President Volodymyr Zelenskyy angrily denounced suggestions that Ukraine should cede control of territory to Russia in order to reach a peace agreement, comparing such a move with the appeasement of Adolf Hitler’s Nazi Germany.
Those “great geopoliticians” who suggest this are disregarding the interests of ordinary Ukrainians – “the millions of those who actually live on the territory that they propose exchanging for an illusion of peace”, Zelenskyy said late on Wednesday in his nightly video address to the nation.
The comments came as Ukrainian troops face a renewed offensive in two eastern regions that Russian-speaking separatists seized part of in 2014.
The New York Times editorial board said on May 19 a negotiated peace might require Kyiv to make some hard decisions, given a decisive military victory was not realistic.
And former US Secretary of State Henry Kissinger this week suggested at the World Economic Forum in Davos that Ukraine should let Russia keep Crimea, which it annexed in 2014.
“Whatever the Russian state does, you will always find someone who says, ‘let’s take its interests into account’,” Zelenskyy said.
“In Davos, for example, Mr Kissinger has emerged from the deep past and said that part of Ukraine should be given to Russia to avoid the alienation of Russia from Europe. It seems that Mr Kissinger has 1938 on the calendar instead of 2022 and he thought that he was addressing the audience in Munich of those times, instead of the audience in Davos.”

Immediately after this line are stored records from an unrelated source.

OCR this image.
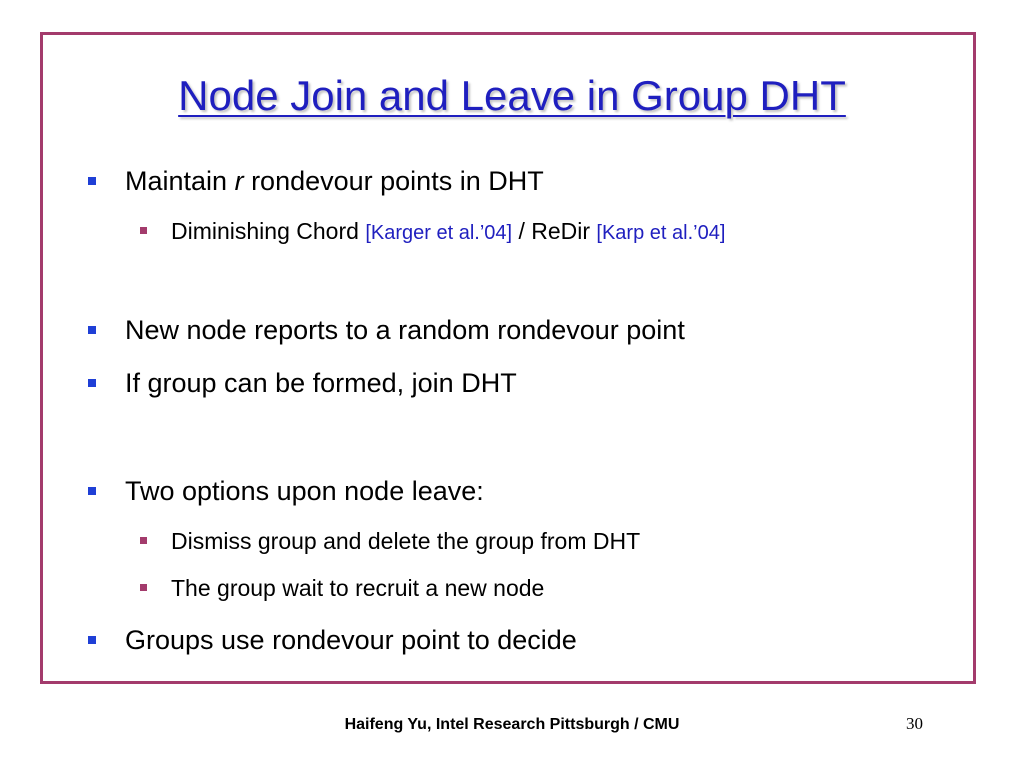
Node Join and Leave in Group DHT
Maintain r rondevour points in DHT
Diminishing Chord [Karger et al.’04] / ReDir [Karp et al.’04]
New node reports to a random rondevour point
If group can be formed, join DHT
Two options upon node leave:
Dismiss group and delete the group from DHT
The group wait to recruit a new node
Groups use rondevour point to decide
Haifeng Yu, Intel Research Pittsburgh / CMU	30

In 1938, Britain, France, Italy and Germany signed a pact in Munich that gave Hitler land in the then Czechoslovakia as part of a failed attempt to persuade him to abandon further territorial expansion.
“Symptomatic editorials have also emerged in some Western media saying that Ukraine must accept so-called difficult compromises by ceding its territory in exchange for peace. Perhaps, the New York Times wrote something similar in 1938. But let me remind you that now is still the year 2022,” said Zelenskyy.
Italy and Hungary have urged the European Union to call explicitly for a cease fire in Ukraine and peace talks with Russia, putting themselves at odds with other member states determined to take a hard line with Moscow.